The Literary Equivalent of Spontaneous Combustion

Much has been written about Norman Mailer. He is certainly one of the most famous authors of the last century. And while his prodigious writing talent is the source of most of that fame, his innate ability as a self promoter and a publicity magnate bear a large percentage of the responsibility as well. Two time Pulitzer Prize winner. Co-founder of The Village Voice. Harvard and Sorbonne alum. Persevering pugilist. Bad film director. Unpredictable chat show guest. His life seemed to be made for the television medium he grew up and grew old with.

Mailer and his contemporaries such as Truman Capote, Hunter S. Thompson, Tom Wolfe and more, are given credit for innovating what came to be known as narrative nonfiction, or the new journalism. And certainly Mailer’s works like The Executioner’s Song and The Armies of the Night are fascinating examples of truth scaling literary heights.
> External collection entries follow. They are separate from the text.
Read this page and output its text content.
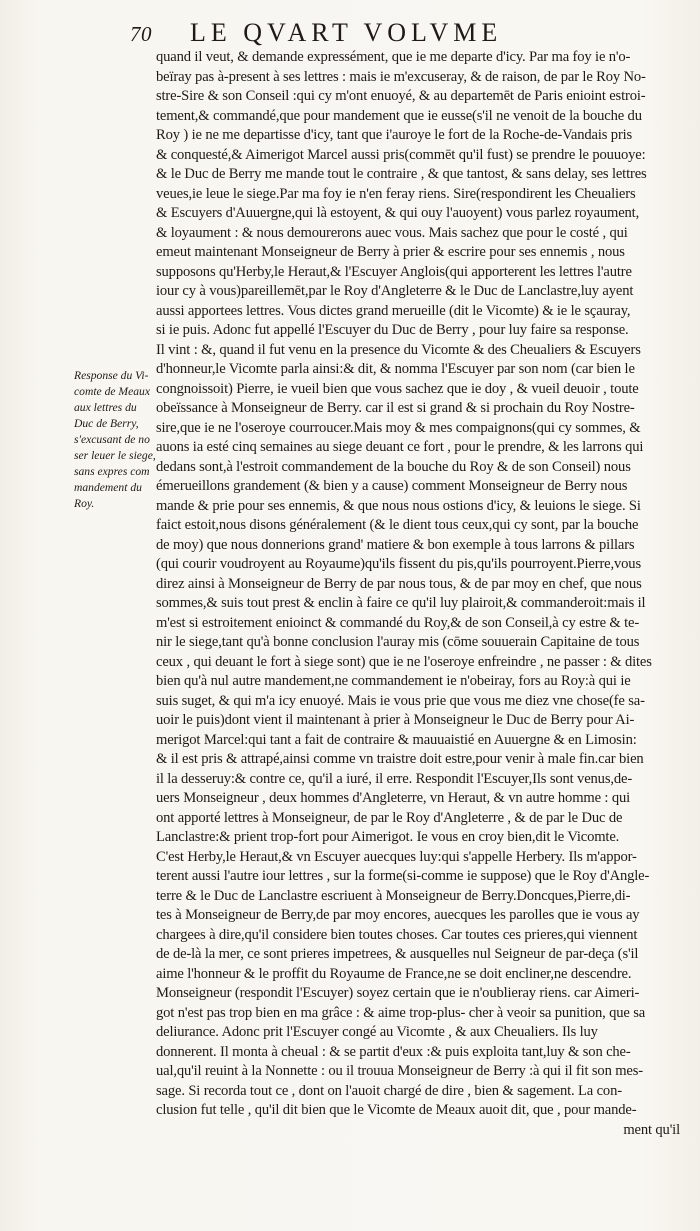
70 LE QVART VOLVME
Response du Vi-
comte de Meaux
aux lettres du
Duc de Berry,
s'excusant de no
ser leuer le siege,
sans expres com
mandement du
Roy.
quand il veut, & demande expressément, que ie me departe d'icy. Par ma foy ie n'o-
beïray pas à-present à ses lettres : mais ie m'excuseray, & de raison, de par le Roy No-
stre-Sire & son Conseil :qui cy m'ont enuoyé, & au departemēt de Paris enioint estroi-
tement,& commandé,que pour mandement que ie eusse(s'il ne venoit de la bouche du
Roy ) ie ne me departisse d'icy, tant que i'auroye le fort de la Roche-de-Vandais pris
& conquesté,& Aimerigot Marcel aussi pris(commēt qu'il fust) se prendre le pouuoye:
& le Duc de Berry me mande tout le contraire , & que tantost, & sans delay, ses lettres
veues,ie leue le siege.Par ma foy ie n'en feray riens. Sire(respondirent les Cheualiers
& Escuyers d'Auuergne,qui là estoyent, & qui ouy l'auoyent) vous parlez royaument,
& loyaument : & nous demourerons auec vous. Mais sachez que pour le costé , qui
emeut maintenant Monseigneur de Berry à prier & escrire pour ses ennemis , nous
supposons qu'Herby,le Heraut,& l'Escuyer Anglois(qui apporterent les lettres l'autre
iour cy à vous)pareillemēt,par le Roy d'Angleterre & le Duc de Lanclastre,luy ayent
aussi apportees lettres. Vous dictes grand merueille (dit le Vicomte) & ie le sçauray,
si ie puis. Adonc fut appellé l'Escuyer du Duc de Berry , pour luy faire sa response.
Il vint : &, quand il fut venu en la presence du Vicomte & des Cheualiers & Escuyers
d'honneur,le Vicomte parla ainsi:& dit, & nomma l'Escuyer par son nom (car bien le
congnoissoit) Pierre, ie vueil bien que vous sachez que ie doy , & vueil deuoir , toute
obeïssance à Monseigneur de Berry. car il est si grand & si prochain du Roy Nostre-
sire,que ie ne l'oseroye courroucer.Mais moy & mes compaignons(qui cy sommes, &
auons ia esté cinq semaines au siege deuant ce fort , pour le prendre, & les larrons qui
dedans sont,à l'estroit commandement de la bouche du Roy & de son Conseil) nous
émerueillons grandement (& bien y a cause) comment Monseigneur de Berry nous
mande & prie pour ses ennemis, & que nous nous ostions d'icy, & leuions le siege. Si
faict estoit,nous disons généralement (& le dient tous ceux,qui cy sont, par la bouche
de moy) que nous donnerions grand' matiere & bon exemple à tous larrons & pillars
(qui courir voudroyent au Royaume)qu'ils fissent du pis,qu'ils pourroyent.Pierre,vous
direz ainsi à Monseigneur de Berry de par nous tous, & de par moy en chef, que nous
sommes,& suis tout prest & enclin à faire ce qu'il luy plairoit,& commanderoit:mais il
m'est si estroitement enioinct & commandé du Roy,& de son Conseil,à cy estre & te-
nir le siege,tant qu'à bonne conclusion l'auray mis (cōme souuerain Capitaine de tous
ceux , qui deuant le fort à siege sont) que ie ne l'oseroye enfreindre , ne passer : & dites
bien qu'à nul autre mandement,ne commandement ie n'obeiray, fors au Roy:à qui ie
suis suget, & qui m'a icy enuoyé. Mais ie vous prie que vous me diez vne chose(fe sa-
uoir le puis)dont vient il maintenant à prier à Monseigneur le Duc de Berry pour Ai-
merigot Marcel:qui tant a fait de contraire & mauuaistié en Auuergne & en Limosin:
& il est pris & attrapé,ainsi comme vn traistre doit estre,pour venir à male fin.car bien
il la desseruy:& contre ce, qu'il a iuré, il erre. Respondit l'Escuyer,Ils sont venus,de-
uers Monseigneur , deux hommes d'Angleterre, vn Heraut, & vn autre homme : qui
ont apporté lettres à Monseigneur, de par le Roy d'Angleterre , & de par le Duc de
Lanclastre:& prient trop-fort pour Aimerigot. Ie vous en croy bien,dit le Vicomte.
C'est Herby,le Heraut,& vn Escuyer auecques luy:qui s'appelle Herbery. Ils m'appor-
terent aussi l'autre iour lettres , sur la forme(si-comme ie suppose) que le Roy d'Angle-
terre & le Duc de Lanclastre escriuent à Monseigneur de Berry.Doncques,Pierre,di-
tes à Monseigneur de Berry,de par moy encores, auecques les parolles que ie vous ay
chargees à dire,qu'il considere bien toutes choses. Car toutes ces prieres,qui viennent
de de-là la mer, ce sont prieres impetrees, & ausquelles nul Seigneur de par-deça (s'il
aime l'honneur & le proffit du Royaume de France,ne se doit encliner,ne descendre.
Monseigneur (respondit l'Escuyer) soyez certain que ie n'oublieray riens. car Aimeri-
got n'est pas trop bien en ma grâce : & aime trop-plus- cher à veoir sa punition, que sa
deliurance. Adonc prit l'Escuyer congé au Vicomte , & aux Cheualiers. Ils luy
donnerent. Il monta à cheual : & se partit d'eux :& puis exploita tant,luy & son che-
ual,qu'il reuint à la Nonnette : ou il trouua Monseigneur de Berry :à qui il fit son mes-
sage. Si recorda tout ce , dont on l'auoit chargé de dire , bien & sagement. La con-
clusion fut telle , qu'il dit bien que le Vicomte de Meaux auoit dit, que , pour mande-
ment qu'il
But I’d like to focus this post on Norman Mailer’s big bang fiction beginning. In 1948, Rinehart and Company published The Naked And The Dead. A big, meaty, page-turning and thought provoking novel of World War II. It was immediately met with a fusillade of praise. Time Magazine called it “the best novel yet about World War II. Newsweek said it was “brutal, agonizing, astonishingly thoughtful.” The Providence Journal hailed it as “the most important novel since Moby-Dick.”

The Naked And The Dead, along with James Jone’s From Here To Eternity and Irwin Shaw’s The Young Lions, tower above the infinite number of novels that sprung from that conflict. But Mailer, who was only twenty-four when he penned his masterpiece, seems, to this writer, to have best captured all the savagery, heroism, boredom, bravery, cowardice and and terrible coincidence that were part of that gigantic struggle.

The author tells his tale by focusing mostly on one platoon engaged in the battle for possession of the Japanese-held island of Anopopei in the South Pacific. Through the troop-ship taking them ashore to the rain-soaked days and nights in pup tents continually being blown away, to the final mission undertaken to provide recon for the larger invading force, Mailer weaves a tapestry of men engaged in human endeavor no human should be forced to endure. Cutting back and forth between the men on the island and their lives prior to the war, we live with this cross-section of Americans that have since become rather stilted stereotypes in lesser hands. But with Mailer at the helm, their fears, their desires, their longing for home and a safer place is mesmerizing. So too is the bigger picture that they are part of, as the author parallels the squad’s struggles with the battalion commander’s intricate offensive that must be achieved at any cost. And always looming overhead, for officer and enlisted man alike, is the constant need to come to grips with why they have to be where they are and whether they’re really making any difference at all.

Not unlike Orson Welles, who created a sensation in his youth with his film, Citizen Kane, a young Mailer wrote the great book about the great war. And while subsequent efforts in his long and storied life garnered fame and recognition for him as well as his works, none ever eclipsed the power of The Naked And The Dead.